Methodology: To study the role of self-reactive antibodies associated to the development of P. falciparum cerebral malaria, we used a combination of quantitative immunoblotting and multivariate analysis to analyse correlation between the reactivity of circulating IgG with a human brain protein extract and TNFalpha concentrations in cohorts of uninfected controls (UI) and P. falciparum-infected Gabonese children developing uncomplicated malaria (UM), severe non-cerebral malaria (SNCM), or CM.

Results/conclusion: The repertoire of brain antigens recognized by plasma IgGs was more diverse in infected than in UI individuals. Anti-brain reactivity was significantly higher in the CM group than in the UM and SNCM groups. IgG self-reactivity to brain antigens was also correlated with plasma IgG levels and age. We found that 90% of CM patients displayed reactivity to a high-molecular mass band containing the spectrin non-erythroid alpha chain. Reactivity with this band was correlated with high TNFalpha concentrations in CM patients. These results strongly suggest that an antibody response to brain antigens induced by P. falciparum infection may be associated with pathogenic mechanisms in patients developing CM.

Figure 1. IgG immunoreactivity profiles from malaria patients.

A. Example of reactivities of IgG from patients sera in the EUIC (3), UI (2), UM (2), SNCM (2) and CM (3) groups, respectively at day 0, day 7 and/or day 30 for each patient. B. Frequency of patients in each group recognizing ranges of 0–4, 5–8, 9–12 and more than 12 bands, respectively. 1: UI, 2: UM, 3: SNCM, 4: CM.

Figure 2. PCA factor loads.

Relative contributions of reactivity bands to the first two PCA factors calculated on unadjusted profiles of IgG immunoreactivity to brain proteins separated by 10% SDS-PAGE. A. PCA factor 1. B. PCA factor 2. C. localisation of the band-0 on Western blot profile obtain after the computer analysis of membrane N°5. Bands are ordered from high to low molecular weight (between about 230 kDa and 20 kDa).

Figure 3. PCA factor scores from unadjusted IgG immunoreactivity profiles.

A. Groupwise distribution of factor 1 scores. B. Groupwise distribution of factor 2 scores. C. Frequency of patients in each group with above-average factor 1 scores. D. Frequency of patients in each group with above-average factor 2 scores.

Figure 4. Properties of adjusted IgG anti-brain reactivity in terms of PCA factor 1 scores.

A. Relationship to total plasma IgG concentration, and dissection into three subgroups : α (IgG<25 mg/ml; F1<0.5), β (IgG<25 mg/ml; F1>0.5), δ (IgG>25 mg/ml; F1<0.5). B. Frequencies of patients above one year of age in each group, over the three subgroups. C. Groupwise distribution of PCA factor-1 scores among patients older than one year, with horizontal bars indicating median values. The significance of the difference between patients with CM and with non cerebral clinical malaria (UM+SNCM) is indicated.

Figure 5. Mass fingerprinting.

Proteins from human brain extract were separated on a 10% acrylamide gel. After Coomassie staining, three bands corresponding to reactive bands detected by Western blot were cut and their protein contents analyzed by peptide mass fingerprinting as described in the material and methods section. Three independent experiments were carried out and conducted to identical protein identifications. Results in figure 5 correspond to those obtain in one typical experiment.

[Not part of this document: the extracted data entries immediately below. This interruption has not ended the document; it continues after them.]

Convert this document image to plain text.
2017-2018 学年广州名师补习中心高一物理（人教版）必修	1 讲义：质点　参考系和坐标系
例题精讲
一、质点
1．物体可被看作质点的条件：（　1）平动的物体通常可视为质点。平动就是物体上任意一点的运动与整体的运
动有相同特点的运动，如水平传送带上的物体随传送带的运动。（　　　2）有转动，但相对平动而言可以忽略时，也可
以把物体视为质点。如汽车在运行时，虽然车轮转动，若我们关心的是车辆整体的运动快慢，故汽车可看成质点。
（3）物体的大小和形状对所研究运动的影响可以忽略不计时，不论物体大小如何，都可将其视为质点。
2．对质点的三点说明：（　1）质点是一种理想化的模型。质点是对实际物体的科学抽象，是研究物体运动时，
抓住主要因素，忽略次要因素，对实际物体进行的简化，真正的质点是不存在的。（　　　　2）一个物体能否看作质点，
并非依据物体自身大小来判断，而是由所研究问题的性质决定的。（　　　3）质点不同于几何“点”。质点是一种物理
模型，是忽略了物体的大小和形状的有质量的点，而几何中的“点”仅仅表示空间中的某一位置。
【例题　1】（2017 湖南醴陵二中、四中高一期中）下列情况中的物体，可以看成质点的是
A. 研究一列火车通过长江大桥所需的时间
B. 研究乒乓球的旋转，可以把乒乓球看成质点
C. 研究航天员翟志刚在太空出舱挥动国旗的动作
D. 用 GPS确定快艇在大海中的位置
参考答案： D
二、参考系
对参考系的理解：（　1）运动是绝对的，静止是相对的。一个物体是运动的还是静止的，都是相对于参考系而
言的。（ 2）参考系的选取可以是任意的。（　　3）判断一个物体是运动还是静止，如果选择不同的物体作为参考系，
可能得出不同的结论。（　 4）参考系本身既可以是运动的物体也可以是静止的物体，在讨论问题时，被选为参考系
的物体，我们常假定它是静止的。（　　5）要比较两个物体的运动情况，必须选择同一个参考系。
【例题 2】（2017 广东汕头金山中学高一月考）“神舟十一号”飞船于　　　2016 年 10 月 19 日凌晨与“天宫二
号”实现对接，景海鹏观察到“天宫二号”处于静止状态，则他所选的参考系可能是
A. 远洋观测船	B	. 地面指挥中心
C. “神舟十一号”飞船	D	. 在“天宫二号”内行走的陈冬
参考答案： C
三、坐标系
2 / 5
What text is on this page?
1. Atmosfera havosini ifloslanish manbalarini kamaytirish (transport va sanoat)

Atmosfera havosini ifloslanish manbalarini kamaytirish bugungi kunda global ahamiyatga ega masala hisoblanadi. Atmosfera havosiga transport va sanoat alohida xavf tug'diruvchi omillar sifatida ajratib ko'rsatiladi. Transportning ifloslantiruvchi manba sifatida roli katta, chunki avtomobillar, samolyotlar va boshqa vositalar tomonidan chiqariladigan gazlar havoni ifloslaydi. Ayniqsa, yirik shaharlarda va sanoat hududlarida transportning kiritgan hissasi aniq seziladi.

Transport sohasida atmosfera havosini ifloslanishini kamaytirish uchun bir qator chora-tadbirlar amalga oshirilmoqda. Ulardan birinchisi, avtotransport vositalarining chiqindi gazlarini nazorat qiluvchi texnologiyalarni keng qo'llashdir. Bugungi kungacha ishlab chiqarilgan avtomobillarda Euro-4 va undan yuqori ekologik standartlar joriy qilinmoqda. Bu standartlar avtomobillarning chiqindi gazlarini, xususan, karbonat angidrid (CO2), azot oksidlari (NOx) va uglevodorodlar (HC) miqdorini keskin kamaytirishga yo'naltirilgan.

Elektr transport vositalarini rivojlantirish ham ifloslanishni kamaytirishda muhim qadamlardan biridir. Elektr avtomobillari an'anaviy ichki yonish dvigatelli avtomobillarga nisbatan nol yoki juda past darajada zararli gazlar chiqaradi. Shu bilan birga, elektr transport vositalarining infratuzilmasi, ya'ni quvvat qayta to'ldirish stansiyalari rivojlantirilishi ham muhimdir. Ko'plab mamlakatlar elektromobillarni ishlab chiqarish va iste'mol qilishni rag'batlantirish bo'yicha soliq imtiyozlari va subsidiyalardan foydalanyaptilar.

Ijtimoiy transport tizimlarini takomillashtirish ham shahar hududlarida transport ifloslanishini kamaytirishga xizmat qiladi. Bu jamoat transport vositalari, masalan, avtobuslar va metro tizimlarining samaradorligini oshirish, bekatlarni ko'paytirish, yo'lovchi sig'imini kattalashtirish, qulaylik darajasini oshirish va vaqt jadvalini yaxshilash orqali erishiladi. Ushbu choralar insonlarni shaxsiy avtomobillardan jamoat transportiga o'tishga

Figure 6. Intensity of IgG reacting to band-0 in children older than one year in each group.

Horizontal bars indicate medians; the significant difference between patients with cerebral malaria (CM) and with UM+SNCM is indicated.

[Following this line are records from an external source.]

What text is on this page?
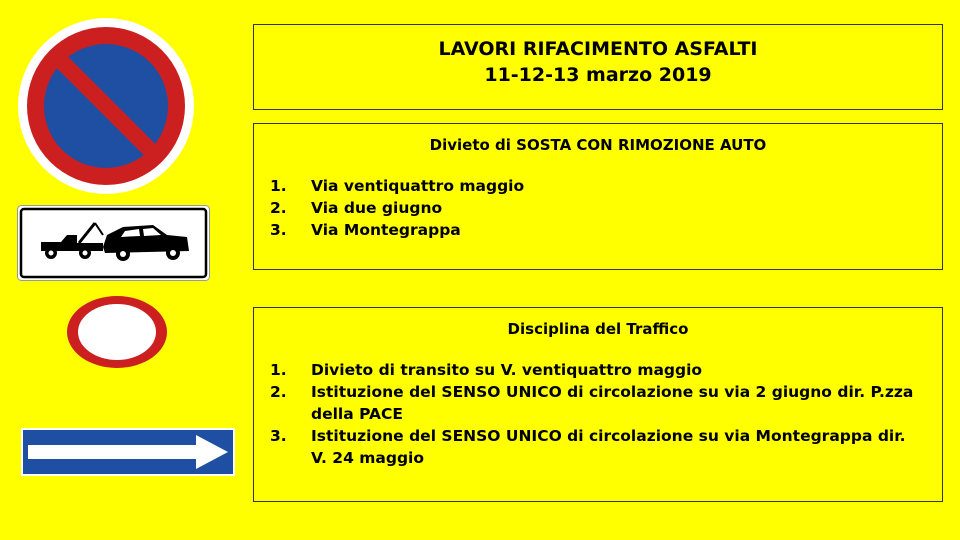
LAVORI RIFACIMENTO ASFALTI
11-12-13 marzo 2019
Divieto di SOSTA CON RIMOZIONE AUTO
1.	Via ventiquattro maggio
2.	Via due giugno
3.	Via Montegrappa
Disciplina del Traffico
1.	Divieto di transito su V. ventiquattro maggio
2.	Istituzione del SENSO UNICO di circolazione su via 2 giugno dir. P.zza della PACE
3.	Istituzione del SENSO UNICO di circolazione su via Montegrappa dir. V. 24 maggio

Figure 7. Total reactivity to brain proteins and intensity of IgG reacting to band-0 as a function of plasma TNFα levels in children older than 1 year.

A. Positive correlation between PCA factor 1 and TNFα concentrations in the CM group, indicated by dashed regression line. B. Positive correlation between unadjusted reactivity to band 0 and TNFα levels. C. High band-0 reactivity was observed most frequently in CM patients with TNFα levels above 100 pg/mL (indicated as high-TNFα in a separate group on the right). Horizontal bars indicate medians. Only children over the age of 1 year are shown.